By: Maria Williams
Living with loneliness in large cities, such as New York, can be a debilitating and depressing experience. However, armed with the Potluck App, members are enjoying some incredible upbeat times.
Former New York resident Justin Gray is the man behind Potluck.us, a subscription-based platform that is one step ahead of generic event planning apps and one eye firmly on the long term. The bottom line: banishing loneliness blues to the shadows.
“We put ‘social’ front and center in people’s lives,” says Gray, “and it is designed to help you manage your entire social calendar for a year, not just a single party. That shared experience creates a sense of community over communication.
“Potluck was created and positioned to prevent people from becoming lonely. We need to tackle the reasons why people become lonely and don’t feel like they fit in, have a community, or have friends.”
How Does Potluck Work?
The software has been built to offer an interactive event page. A subscriber can create a list of what to bring and create and send out invitations. It also provides a private chat box and a special Moments Page to download magic moments from the event.
“Potluck retains the event history, such as your connections, so that we allow that data to organically build a social platform that we then give back to you,” said the former marketing manager turned entrepreneur.
“Our focus of the Potluck social experience is not your connections; it’s the events you had, who was there, and how you are connected to those people.”
He added: “I’ve spent years researching and working in traditional social media and mobile technology. I believe strongly that mobile technology and social networks play a crucial role in why we have an epidemic of loneliness.
“That has guided our design decisions as we can create something that delivers the original promise of traditional social media. It focuses more on the social and less on the media element of social media. Potluck suddenly becomes more personal and relevant in people’s lives.”
Transcending The Traditional
Launched in 2021, Potluck quickly transcended beyond the traditional event of birthdays and special family events. It can be handy for any event, from a church gathering to a cookbook club, picnics and barbecues. “The type of events and occasions the app can apply to is much larger than I originally anticipated,” he said. The app has been getting “excellent traction, and people are excited” by its potential.
“Once people find us, they come back, and Potluck is now part of their event planning. We’re aimed at very busy parents. For example, a mom of three in the Midwest who needs to organize her children’s school year, her church functions, picnics in the park, and social calendar over the year.

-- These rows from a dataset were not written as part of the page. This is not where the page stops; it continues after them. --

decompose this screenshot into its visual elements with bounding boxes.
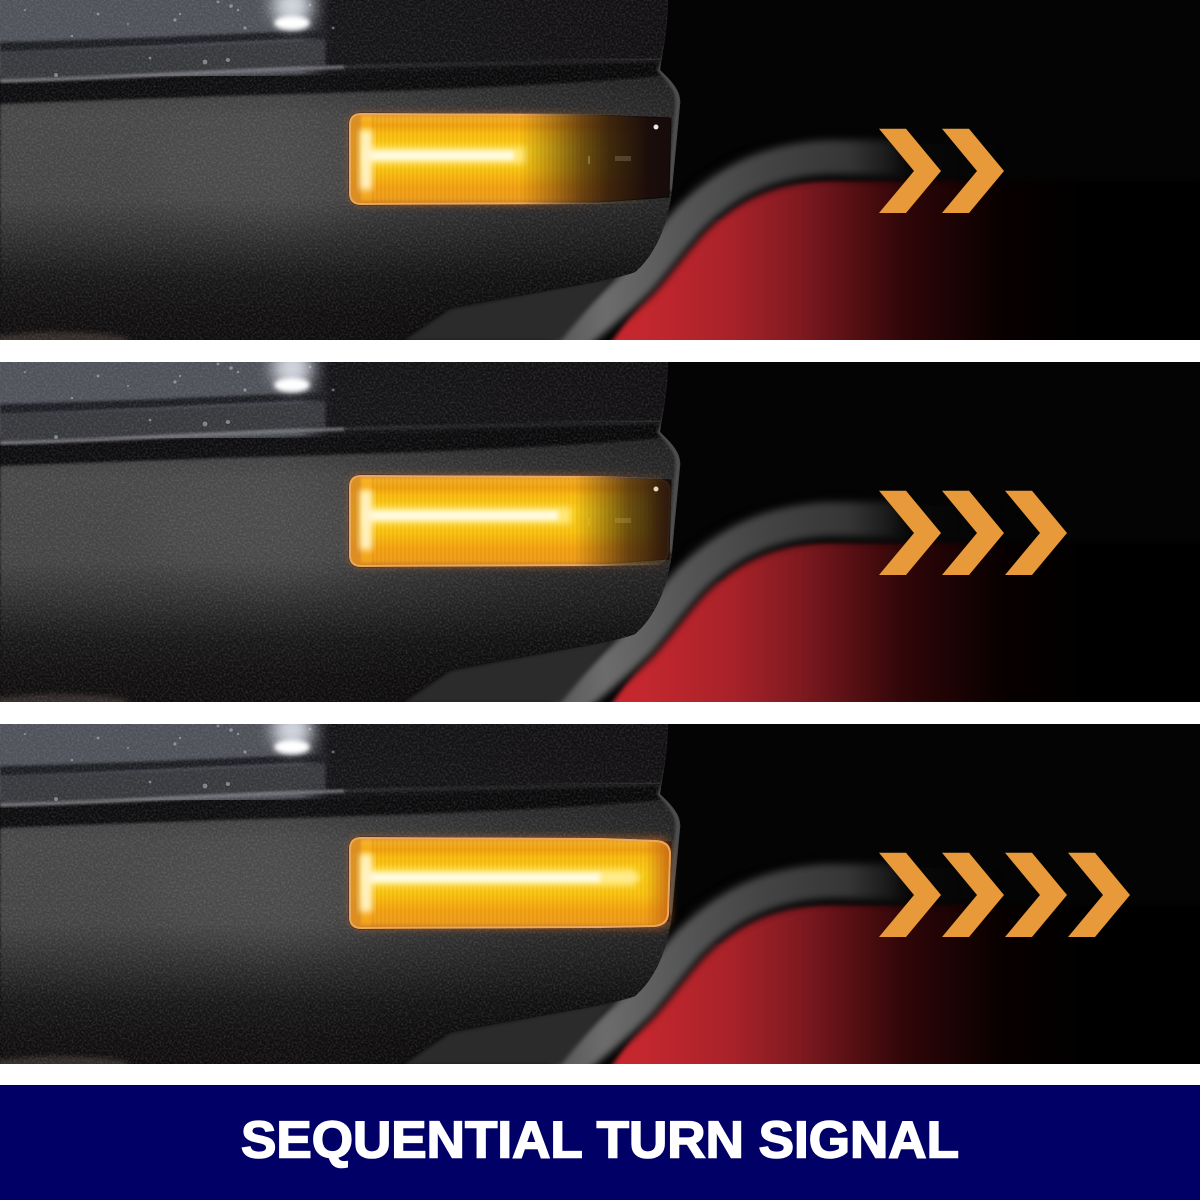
panel 1: two chevrons, signal partly lit (0, 0, 1200, 350)
car mirror and red door photo scene (0, 348, 1200, 712)
title text: SEQUENTIAL TURN SIGNAL (241, 1112, 959, 1170)
arrows: four chevrons (879, 853, 1130, 937)
arrows: two chevrons (879, 129, 1004, 213)
panel 2: three chevrons, signal mostly lit (0, 348, 1200, 712)
turn signal lens, second stage (340, 470, 680, 574)
panel 3: four chevrons, signal fully lit (0, 710, 1200, 1074)
arrows: three chevrons (879, 491, 1067, 575)
car mirror and red door photo scene (0, 710, 1200, 1074)
turn signal lens, fully lit (340, 832, 680, 936)
title banner (0, 1085, 1200, 1200)
turn signal lens, first stage (340, 108, 680, 212)
car mirror and red door photo scene (0, 0, 1200, 350)
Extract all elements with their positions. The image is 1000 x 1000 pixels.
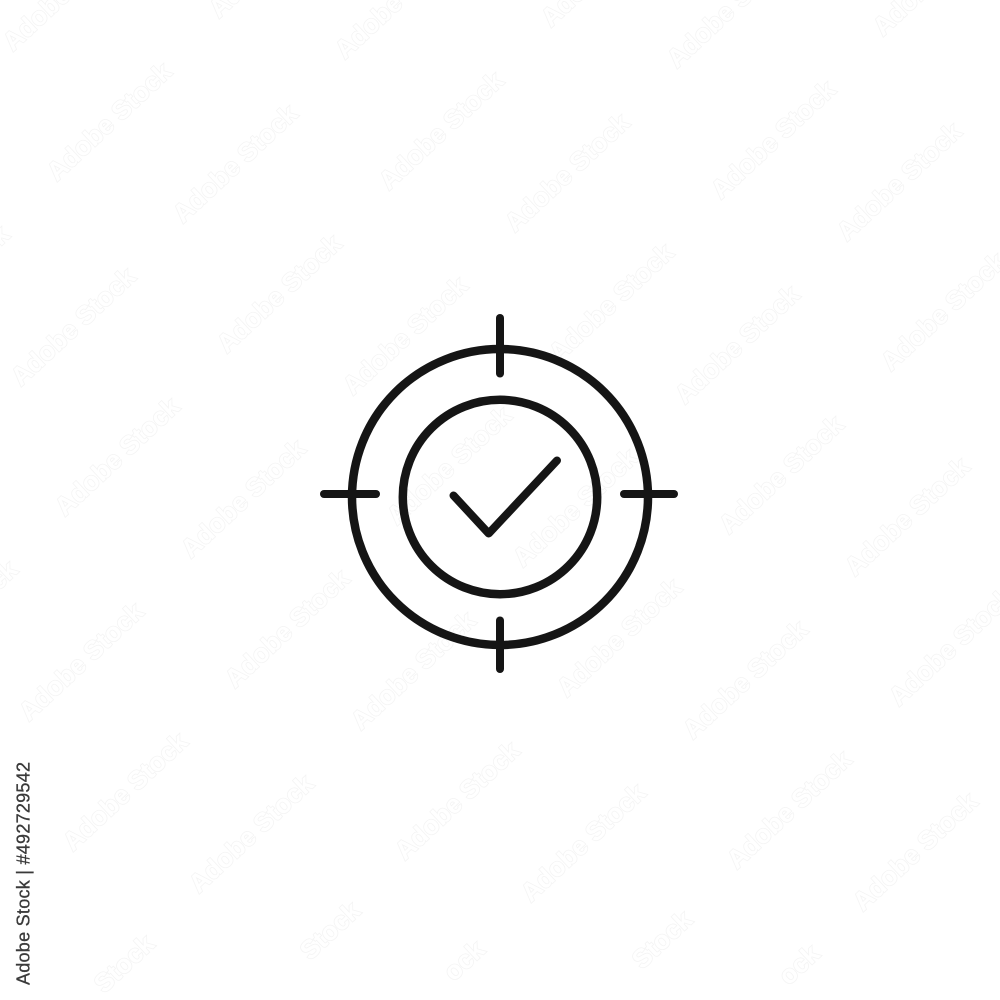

“Potluck is the foundation for them while helping to convert their friends at the party to understand how amazing the app is. They then utilize the app to organize their own personal and family events. It has snowballed and its use continues to grow.”
Potluck’s Roots In Sharing
Potluck’s evolution has been a slow burn for Nashville, TN-based Gray. His shared experience has been a way of life, even as a sixth generation family member, being born and raised on a cattle farm in rural Mississippi. Childhood memories revolved around a close-knit rural community and food.

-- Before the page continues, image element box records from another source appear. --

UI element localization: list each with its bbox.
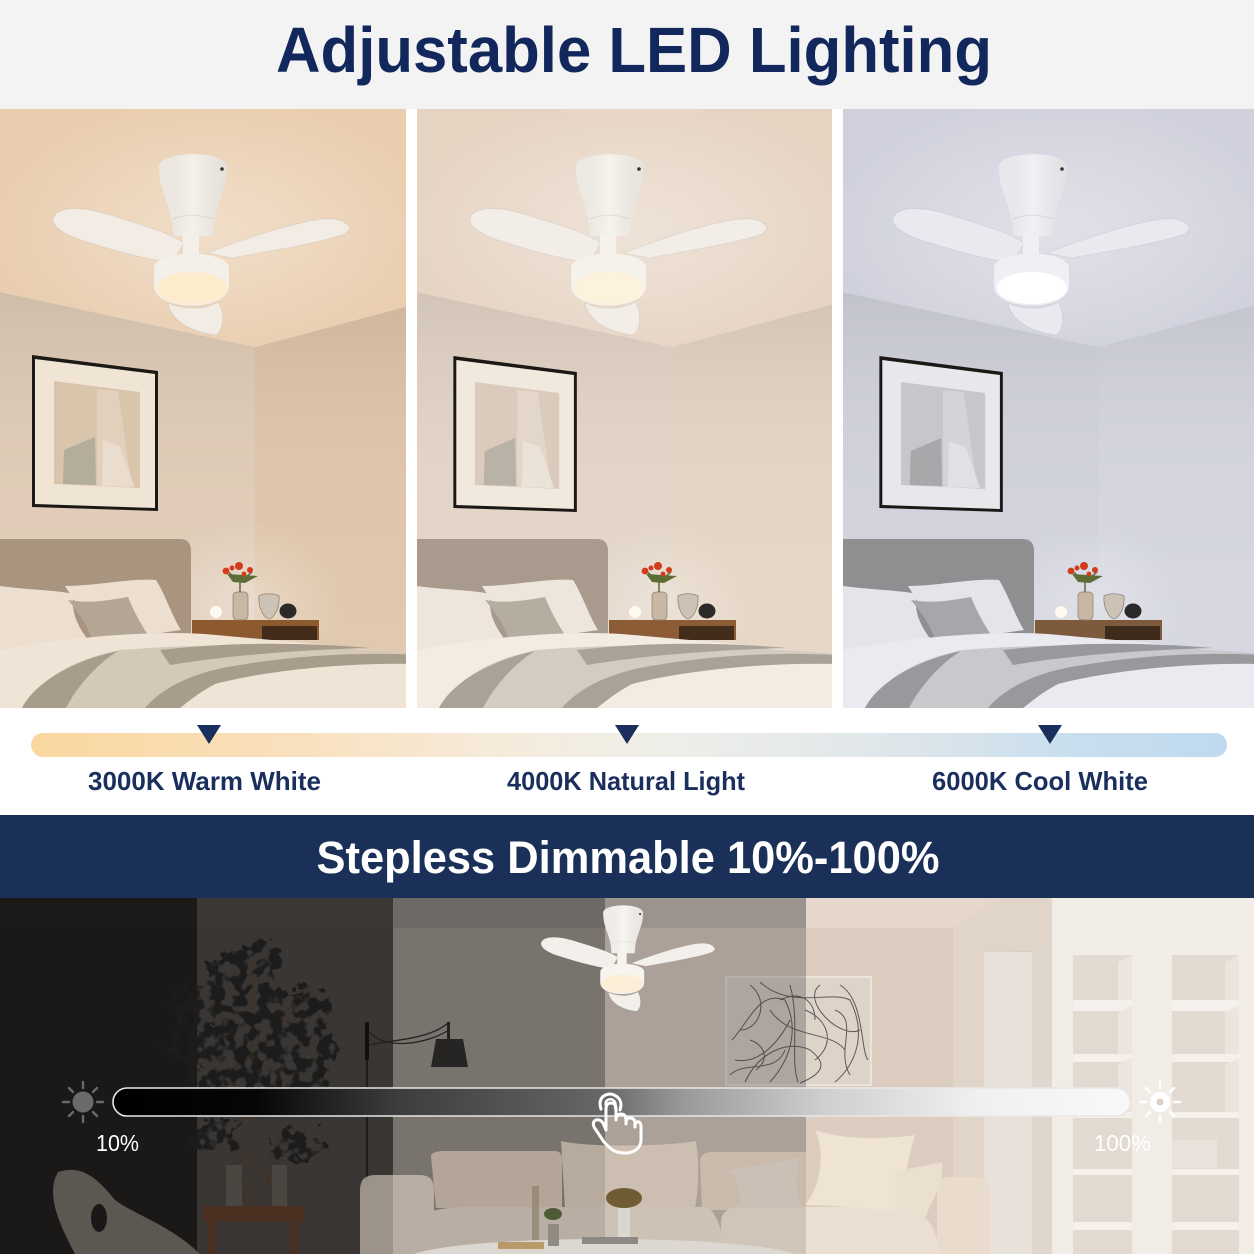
bed and nightstand: [0, 539, 420, 708]
label: 3000K Warm White: 3000K Warm White: [88, 766, 321, 796]
room walls and ceiling: [417, 109, 832, 654]
panel: dimming living room: [0, 898, 1254, 1254]
bed and nightstand: [417, 539, 837, 708]
wall art: [726, 977, 871, 1085]
dimming step overlays: [0, 898, 1052, 1254]
room walls and ceiling: [843, 109, 1254, 654]
section band: [0, 815, 1254, 898]
coffee table: [414, 1186, 795, 1254]
room walls and ceiling: [0, 109, 406, 653]
tree: [197, 938, 342, 1206]
nightstand decor: [1055, 562, 1142, 620]
panel: 4000K natural light bedroom: [417, 109, 832, 708]
wall lamp: [367, 1022, 468, 1180]
brightness slider: [113, 1088, 1130, 1116]
framed picture: [453, 356, 577, 512]
title band: [0, 0, 1254, 109]
ceiling fan: [893, 154, 1190, 335]
nightstand decor: [210, 562, 296, 620]
label: 10%: 10%: [96, 1130, 139, 1156]
framed picture: [32, 355, 158, 511]
panel: 3000K warm white bedroom: [0, 109, 406, 708]
label: 100%: 100%: [1094, 1130, 1151, 1156]
ceiling fan: [541, 905, 715, 1011]
title: Adjustable LED Lighting: [276, 14, 992, 86]
ceiling fan: [470, 154, 767, 335]
marker: 3000K: [197, 725, 221, 744]
armchair: [53, 1170, 200, 1254]
icon: dim sun: [63, 1082, 103, 1122]
bed and nightstand: [843, 539, 1254, 708]
temperature gradient bar: [31, 733, 1227, 757]
colour temperature scale: [31, 725, 1227, 796]
label: 6000K Cool White: 6000K Cool White: [932, 766, 1148, 796]
framed picture: [879, 356, 1003, 512]
bookcase: [984, 898, 1254, 1254]
sofa: [360, 1130, 990, 1254]
marker: 4000K: [615, 725, 639, 744]
icon: bright sun: [1140, 1082, 1180, 1122]
panel: 6000K cool white bedroom: [828, 95, 1254, 708]
icon: touch hand: [593, 1094, 641, 1153]
side table: [203, 1206, 304, 1254]
label: 4000K Natural Light: 4000K Natural Light: [507, 766, 745, 796]
nightstand decor: [629, 562, 716, 620]
marker: 6000K: [1038, 725, 1062, 744]
ceiling fan: [53, 154, 350, 335]
living room back wall and ceiling: [197, 898, 1052, 1254]
section heading: Stepless Dimmable 10%-100%: [316, 832, 940, 883]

“When somebody was born, married or died, you took food. I mean, that’s just the way the life that I grew up with. From a personal perspective, I had an early fundamental understanding of what it means to come together as a community,” he reflected.
That experience stayed to his core when he relocated to New York, where he dipped into comedy and acting before taking a crack at entertainment marketing and business development. He met and fell in love with Sarah in 2009, and so began the seeds of what eventually transitioned all those years into Potluck.

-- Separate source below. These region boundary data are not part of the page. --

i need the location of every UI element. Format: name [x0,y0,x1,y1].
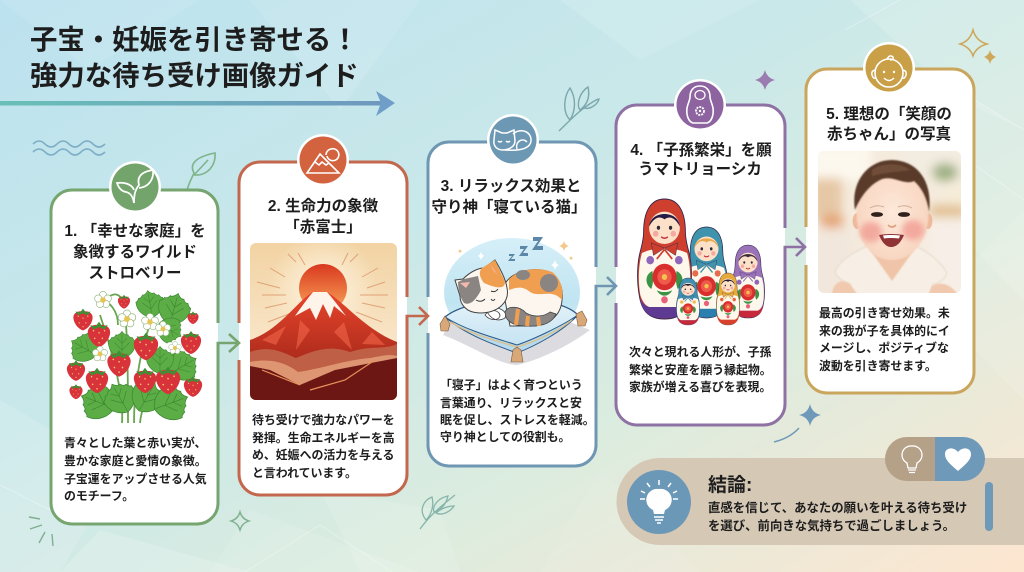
body text [64,436,207,503]
heading: 守り神「寝ている猫」 [431,197,587,216]
body text: 言葉通り、リラックスと安 [440,396,582,410]
body text [440,378,595,444]
body text: 眠を促し、ストレスを軽減。 [440,413,595,427]
icon pill: bulb and heart [885,437,985,481]
body text [819,306,950,373]
icon: doll [674,79,726,131]
body text: 青々とした葉と赤い実が、 [64,436,206,450]
body text [252,413,395,480]
icon: baby face [863,42,915,94]
arrow: title timeline [0,91,395,116]
panel: card 1 wild strawberry [51,161,218,524]
body text [708,500,967,533]
body text: め、妊娠への活力を与える [252,448,394,462]
panel: conclusion [616,458,1024,545]
heading: 3. リラックス効果と [441,177,581,195]
title [30,24,359,91]
body text: と言われています。 [252,466,357,480]
body text: 発揮。生命エネルギーを高 [252,431,395,445]
panel: card 4 matryoshka [616,79,785,425]
body text: 繁栄と安産を願う縁起物。 [629,363,772,377]
body text: 豊かな家庭と愛情の象徴。 [64,454,207,468]
photo: baby [818,151,961,293]
heading [268,196,379,236]
arrow: 4 to 5 [784,238,805,256]
title: 強力な待ち受け画像ガイド [30,60,359,91]
illustration: Fuji [250,233,397,400]
heading: 「赤富士」 [284,218,362,236]
illustration: strawberries [64,288,204,426]
heading [826,105,952,143]
heading: ストロベリー [88,265,182,282]
heading: 1. 「幸せな家庭」を [64,221,206,240]
body text: 「寝子」はよく育つという [440,378,583,392]
arrow: 2 to 3 [406,307,428,325]
panel: card 5 smiling baby [806,42,974,393]
arrow: 3 to 4 [594,277,616,295]
heading: 象徴するワイルド [73,242,197,261]
icon: sprout [109,161,161,213]
decoration: leaves branch [559,87,599,131]
body text: を選び、前向きな気持ちで過ごしましょう。 [708,518,955,533]
icon: light bulb [627,470,691,534]
heading [64,221,206,282]
panel: card 2 red Fuji [239,134,407,495]
body text: 最高の引き寄せ効果。未 [819,306,950,320]
body text [629,345,772,394]
heading: 結論: [708,474,752,496]
heading: 赤ちゃん」の写真 [827,125,951,143]
body text: メージし、ポジティブな [819,341,949,355]
heading [431,177,587,216]
heading: 5. 理想の「笑顔の [826,105,952,123]
body text: 波動を引き寄せます。 [819,359,937,373]
body text: 来の我が子を具体的にイ [819,324,950,338]
arrow: 1 to 2 [216,334,239,352]
body text: のモチーフ。 [64,489,134,503]
body text: 直感を信じて、あなたの願いを叶える待ち受け [708,500,967,515]
heading: 4. 「子孫繁栄」を願 [630,140,772,159]
body text: 家族が増える喜びを表現。 [629,380,771,394]
heading: 2. 生命力の象徴 [268,196,379,215]
accent bar [985,482,993,531]
illustration: cat [440,237,590,365]
body text: 待ち受けで強力なパワーを [252,413,395,427]
icon: cat [487,114,539,166]
decoration: waves [33,141,105,155]
body text: 子宝運をアップさせる人気 [64,472,207,486]
body text: 次々と現れる人形が、子孫 [629,345,772,359]
icon: mountain [297,134,349,186]
body text: 守り神としての役割も。 [440,430,570,444]
illustration: matryoshka dolls [638,199,765,325]
panel: card 3 sleeping cat [428,114,596,466]
heading [630,140,772,178]
title: 子宝・妊娠を引き寄せる！ [30,24,359,55]
decoration: leaf [187,153,215,190]
heading: うマトリョーシカ [638,160,762,178]
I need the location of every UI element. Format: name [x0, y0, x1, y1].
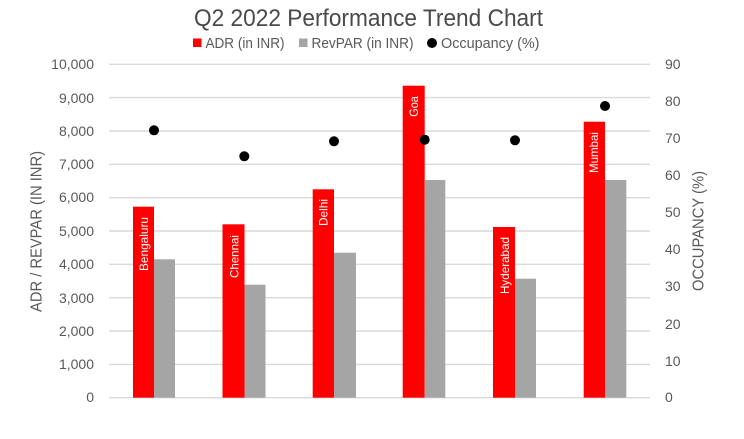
right axis labels: 80	[665, 93, 681, 109]
left axis labels: 0	[86, 389, 94, 405]
right axis labels: 0	[665, 389, 673, 405]
group: Goa bars	[403, 86, 445, 398]
group: Delhi bars: Delhi	[316, 199, 330, 226]
right axis labels: 60	[665, 167, 681, 183]
group: Hyderabad bars	[493, 227, 536, 398]
left axis labels: 6,000	[59, 189, 94, 205]
legend item: ADR: ADR (in INR)	[206, 35, 284, 52]
group: Mumbai bars	[584, 122, 626, 398]
right axis labels: 70	[665, 130, 681, 146]
group: Bengaluru bars	[133, 207, 175, 398]
left axis labels: 3,000	[59, 290, 94, 306]
left axis labels: 7,000	[59, 156, 94, 172]
group: Bengaluru bars: Bengaluru	[137, 217, 151, 271]
group: Hyderabad bars: Hyderabad	[498, 237, 512, 294]
right axis labels: 30	[665, 278, 681, 294]
title: Q2 2022 Performance Trend Chart	[194, 5, 543, 32]
left axis labels	[51, 56, 94, 405]
left axis labels: 8,000	[59, 123, 94, 139]
right axis labels: 40	[665, 241, 681, 257]
legend item: Occupancy: Occupancy (%)	[441, 35, 540, 52]
right axis labels	[665, 56, 681, 405]
right axis labels: 90	[665, 56, 681, 72]
left axis title: ADR / REVPAR (IN INR)	[28, 151, 46, 312]
legend item: RevPAR: RevPAR (in INR)	[312, 35, 414, 52]
group: Chennai bars: Chennai	[227, 235, 241, 278]
left axis labels: 5,000	[59, 223, 94, 239]
right axis title: OCCUPANCY (%)	[690, 171, 708, 291]
left axis labels: 4,000	[59, 256, 94, 272]
left axis labels: 2,000	[59, 323, 94, 339]
left axis labels: 1,000	[59, 356, 94, 372]
legend	[193, 35, 540, 52]
group: Chennai bars	[222, 224, 266, 398]
group: Goa bars: Goa	[407, 96, 421, 117]
left axis labels: 10,000	[51, 56, 94, 72]
group: Mumbai bars: Mumbai	[587, 132, 601, 173]
group: Delhi bars	[313, 189, 356, 398]
right axis labels: 10	[665, 353, 681, 369]
occupancy dots	[149, 101, 610, 161]
right axis labels: 50	[665, 204, 681, 220]
left axis labels: 9,000	[59, 90, 94, 106]
right axis labels: 20	[665, 316, 681, 332]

They bonded over a love of hosting and entertaining and went on to create a cookbook club. “The concept was very simple,” he reflected, “it’s like a potluck or a dinner club, except the gimmick is that everybody has to cook a recipe out of the same cookbook every month. So whoever’s hosting that month picks a cookbook. Then everybody figures out who’s doing what recipe. Then you have the party with you, trying 15 to 20 dishes from the same cookbook.”
From those experiences, the clubs got bigger, with a maximum of 30 people, and the intricate elements of making it a great party came sharply into focus. Marriage, two children, corporate life and a relocation back to Nashville later, and Potluck was created.
Gray said: “Potluck is not just another party planning app. It’s a digital platform for managing your offline social world. It is there to help nurture and strengthen relationships, and we’ve built something that can truly be a part of people’s social lives.”